There are four factors that need to be considered when determining whether a business activity is subordinate to one or more of the charitable purposes:
- relative to the charity’s operations as a whole, the business activity receives a minor portion of the charity’s attention and resources;
- the business is integrated in the charity’s operations and is not a self-contained unit;
- the charitable goals continue to dominate decision-making; and
- the charity operates exclusively for charitable purposes by, among other things, permitting no private benefit.
An example of an activity that may be an unrelated business is a charity that rents out five stories in a 10-storey building as at-market rate residential housing.
If a charity has an unrelated business, it could lose its registration as a charity. In order to protect the charity, the business activity needs to be conducted by a separate entity, such as a subsidiary for-profit corporation or a business trust.
Housing projects that are intended to generate revenue for a charity are often mixed-use developments. A parcel of land that had a church may be developed into a building with a church, charitable housing units, affordable housing units, at-market rate housing units, and commercial retail space.

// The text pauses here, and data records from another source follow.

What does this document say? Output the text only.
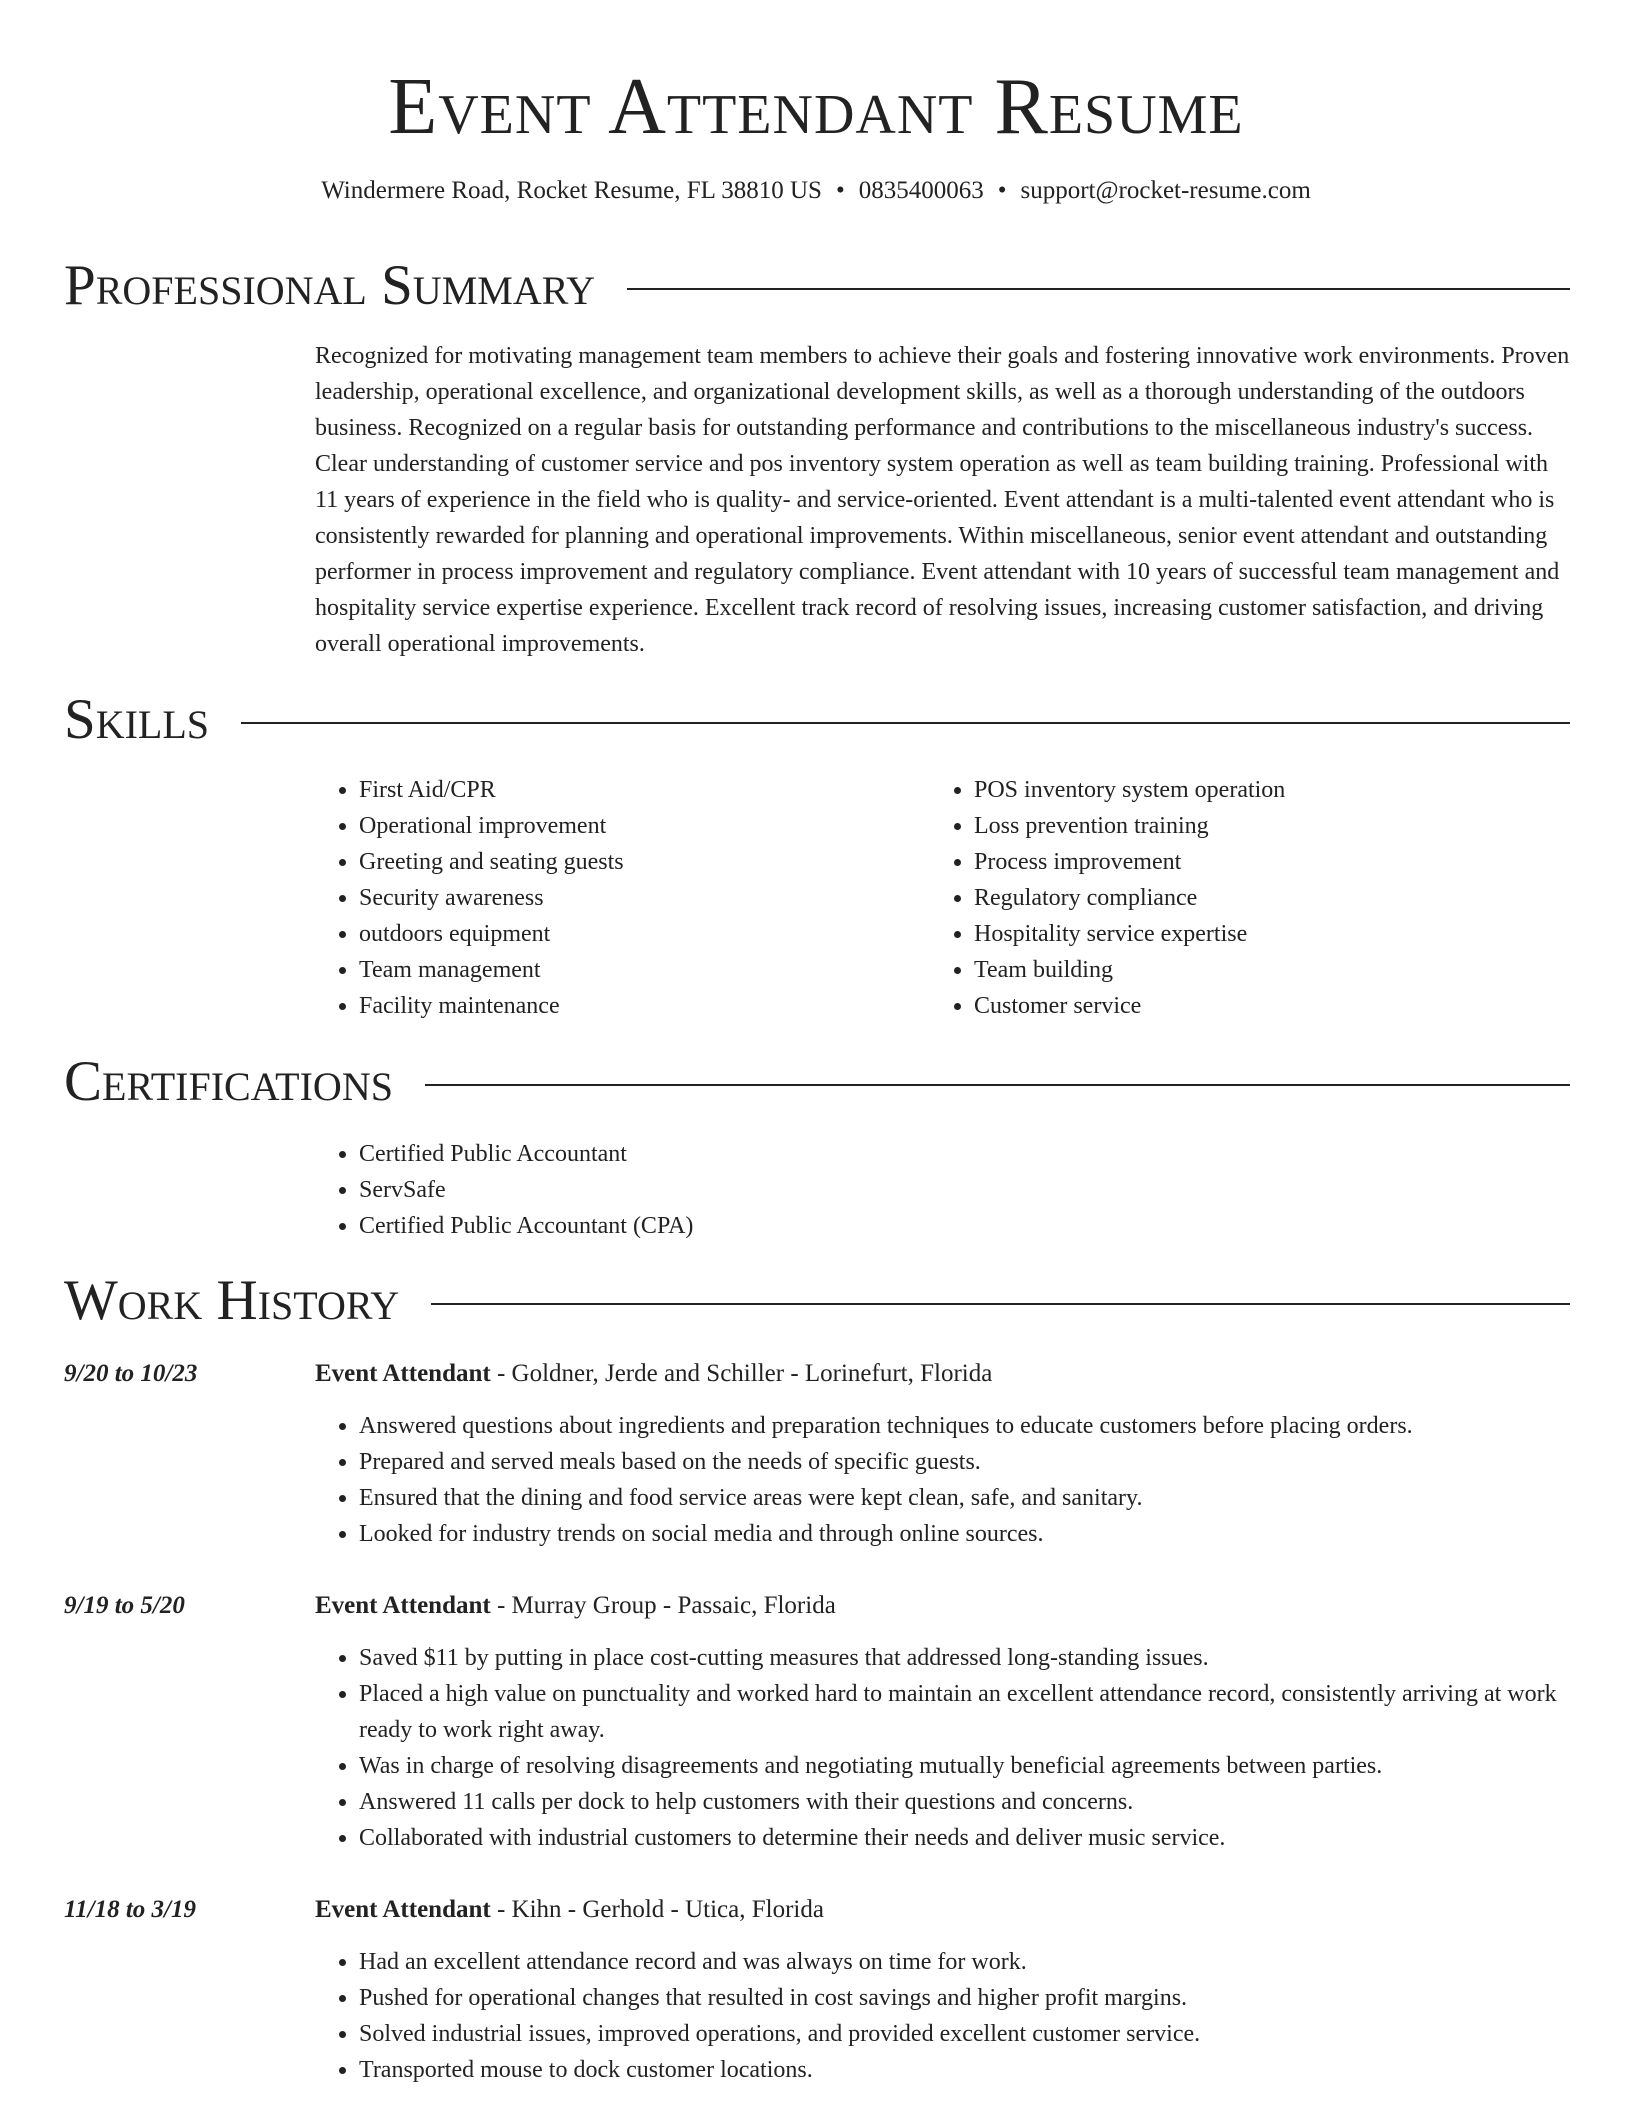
Event Attendant Resume
Windermere Road, Rocket Resume, FL 38810 US • 0835400063 • support@rocket-resume.com
Professional Summary

Recognized for motivating management team members to achieve their goals and fostering innovative work environments. Proven leadership, operational excellence, and organizational development skills, as well as a thorough understanding of the outdoors business. Recognized on a regular basis for outstanding performance and contributions to the miscellaneous industry's success. Clear understanding of customer service and pos inventory system operation as well as team building training. Professional with 11 years of experience in the field who is quality- and service-oriented. Event attendant is a multi-talented event attendant who is consistently rewarded for planning and operational improvements. Within miscellaneous, senior event attendant and outstanding performer in process improvement and regulatory compliance. Event attendant with 10 years of successful team management and hospitality service expertise experience. Excellent track record of resolving issues, increasing customer satisfaction, and driving overall operational improvements.

Skills
• First Aid/CPR
• Operational improvement
• Greeting and seating guests
• Security awareness
• outdoors equipment
• Team management
• Facility maintenance
• POS inventory system operation
• Loss prevention training
• Process improvement
• Regulatory compliance
• Hospitality service expertise
• Team building
• Customer service
Certifications
• Certified Public Accountant
• ServSafe
• Certified Public Accountant (CPA)
Work History
9/20 to 10/23	Event Attendant - Goldner, Jerde and Schiller - Lorinefurt, Florida
• Answered questions about ingredients and preparation techniques to educate customers before placing orders.
• Prepared and served meals based on the needs of specific guests.
• Ensured that the dining and food service areas were kept clean, safe, and sanitary.
• Looked for industry trends on social media and through online sources.
9/19 to 5/20	Event Attendant - Murray Group - Passaic, Florida
• Saved $11 by putting in place cost-cutting measures that addressed long-standing issues.
• Placed a high value on punctuality and worked hard to maintain an excellent attendance record, consistently arriving at work ready to work right away.
• Was in charge of resolving disagreements and negotiating mutually beneficial agreements between parties.
• Answered 11 calls per dock to help customers with their questions and concerns.
• Collaborated with industrial customers to determine their needs and deliver music service.
11/18 to 3/19	Event Attendant - Kihn - Gerhold - Utica, Florida
• Had an excellent attendance record and was always on time for work.
• Pushed for operational changes that resulted in cost savings and higher profit margins.
• Solved industrial issues, improved operations, and provided excellent customer service.
• Transported mouse to dock customer locations.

Often more than two entities will be involved in a development (e.g. the original charity, a separate charity for the charitable housing, a non-profit for the affordable housing, and for-profit corporations for the at-market rate housing and the commercial retail space). The relationship between the entities will need to be carefully structured. The charity will also have to be careful to comply with the rules that prohibit charities from providing non-charitable organizations with resources or services without receiving fair market value in return. Compliance means not only keeping the activities of the non-charitable entities separate and distinct from those of the charity, but also ensuring that when the charity transfers an interest in land or an air parcel it is paid for that transfer.